Try This 14-Minute Upper Body and Core Workout | Well+Good

meIf you close your eyes and visualize an upper body and core workout, you may conjure up images of dumbbells, kettlebells, or even the big machine contraptions at the gym. Well, if that’s not him computer you have access tothis new episode of Well+Good’s good moves hosted by Kat Atienzatrainer and co-owner of Session in Brooklyn, it only involves a single dumbbell moderate—and even that is optional. You can use something you have around the house, like a large water bottle, or just go without.

This 14-minute workout offers viewers the opportunity to work on upper body and core strength with some beginner medium-impact bodyweight moves. “Bodyweight training is strength, resistance and cardio training using your own weight to provide resistance,” Fitting room coach ben wegman said above Good + Good. “It only involves you and gravity.” This type of training is a great reminder that you don’t always need specific tools, equipment, or gym access to stay active and build strength.

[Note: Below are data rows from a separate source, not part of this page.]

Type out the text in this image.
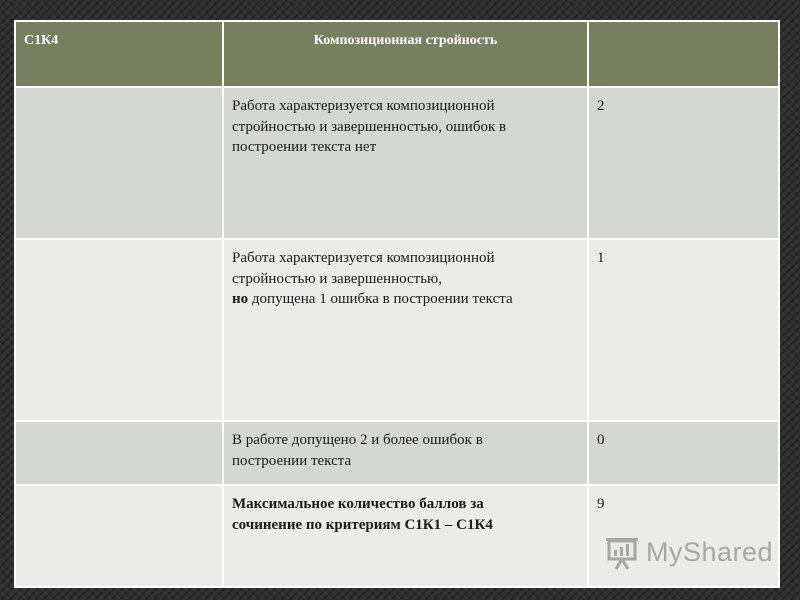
С1К4	Композиционная стройность	
	Работа характеризуется композиционной
стройностью и завершенностью, ошибок в
построении текста нет	2
	Работа характеризуется композиционной
стройностью и завершенностью,
но допущена 1 ошибка в построении текста	1
	В работе допущено 2 и более ошибок в
построении текста	0
	Максимальное количество баллов за
сочинение по критериям С1К1 – С1К4	9
MyShared
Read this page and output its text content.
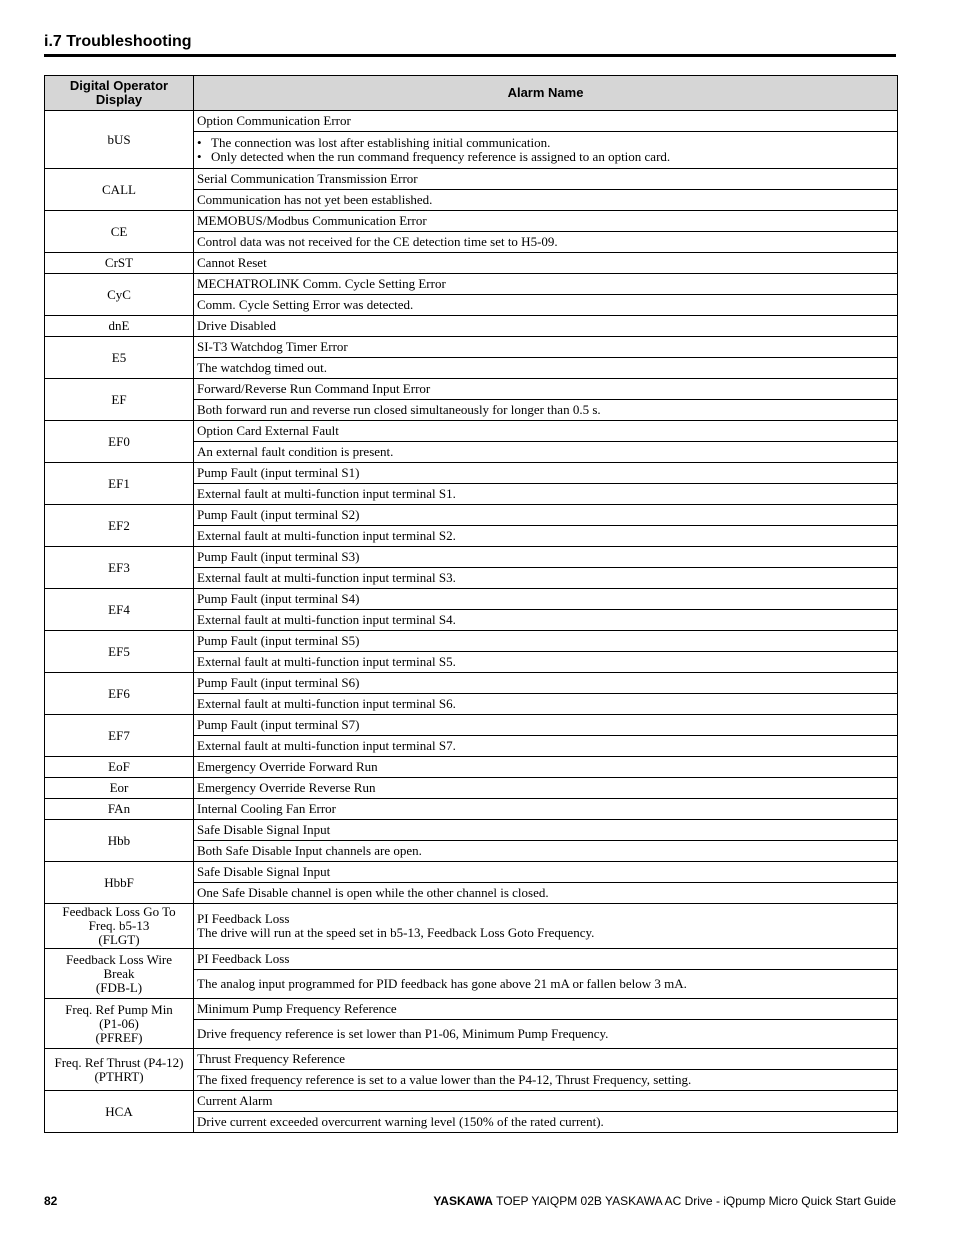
i.7 Troubleshooting
Digital Operator Display	Alarm Name
bUS	Option Communication Error

	• The connection was lost after establishing initial communication.
• Only detected when the run command frequency reference is assigned to an option card.

CALL	Serial Communication Transmission Error
	Communication has not yet been established.
CE	MEMOBUS/Modbus Communication Error
	Control data was not received for the CE detection time set to H5-09.
CrST	Cannot Reset
CyC	MECHATROLINK Comm. Cycle Setting Error
	Comm. Cycle Setting Error was detected.
dnE	Drive Disabled
E5	SI-T3 Watchdog Timer Error
	The watchdog timed out.
EF	Forward/Reverse Run Command Input Error
	Both forward run and reverse run closed simultaneously for longer than 0.5 s.
EF0	Option Card External Fault
	An external fault condition is present.
EF1	Pump Fault (input terminal S1)
	External fault at multi-function input terminal S1.
EF2	Pump Fault (input terminal S2)
	External fault at multi-function input terminal S2.
EF3	Pump Fault (input terminal S3)
	External fault at multi-function input terminal S3.
EF4	Pump Fault (input terminal S4)
	External fault at multi-function input terminal S4.
EF5	Pump Fault (input terminal S5)
	External fault at multi-function input terminal S5.
EF6	Pump Fault (input terminal S6)
	External fault at multi-function input terminal S6.
EF7	Pump Fault (input terminal S7)
	External fault at multi-function input terminal S7.
EoF	Emergency Override Forward Run
Eor	Emergency Override Reverse Run
FAn	Internal Cooling Fan Error
Hbb	Safe Disable Signal Input
	Both Safe Disable Input channels are open.
HbbF	Safe Disable Signal Input
	One Safe Disable channel is open while the other channel is closed.

Feedback Loss Go To
Freq. b5-13
(FLGT)	PI Feedback Loss
The drive will run at the speed set in b5-13, Feedback Loss Goto Frequency.

Feedback Loss Wire
Break
(FDB-L)	PI Feedback Loss
	The analog input programmed for PID feedback has gone above 21 mA or fallen below 3 mA.

Freq. Ref Pump Min
(P1-06)
(PFREF)	Minimum Pump Frequency Reference
	Drive frequency reference is set lower than P1-06, Minimum Pump Frequency.

Freq. Ref Thrust (P4-12)
(PTHRT)	Thrust Frequency Reference
	The fixed frequency reference is set to a value lower than the P4-12, Thrust Frequency, setting.
HCA	Current Alarm
	Drive current exceeded overcurrent warning level (150% of the rated current).
82	YASKAWA TOEP YAIQPM 02B YASKAWA AC Drive - iQpump Micro Quick Start Guide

The session begins in a plank position to wake up your upper back and core. While in this position, viewers are instructed to rock their bodies back and forth in a downward facing dog position for five to eight repetitions. This involves the core Y stretches the hamstrings. It’s a great move to start with because it can get your heart rate up and improve blood flow, both of which are important ingredients for a good workout.

After warming up, Atienza’s routine includes two circuits of three exercises each. The first includes push-ups for dumbbell drags, standing rainbows, toe touches for lying back leg raises; the second involves one-arm rows, mountain climbers moving into downward facing dog, and one-arm Arnold press. To opt out of using an accessory or dumbbell, you can make a fist instead of where you would hold the dumbbell.

If that sounds like a lot, don’t worry: Atienza guides you through the moves calmly and supportively. At the end, the circuit transitions into a cool down and decompression stretching routine to lower your heart rate and relax after pushing your upper body and core.

  After applying 50 squats, there is severe pain in the thigh, not hours of massage, only one beetroot can be found.

If you want to get stronger from the comfort of your living room, office, or wherever you can safely do the above moves, put on stretchy clothing and let Atienza show you how.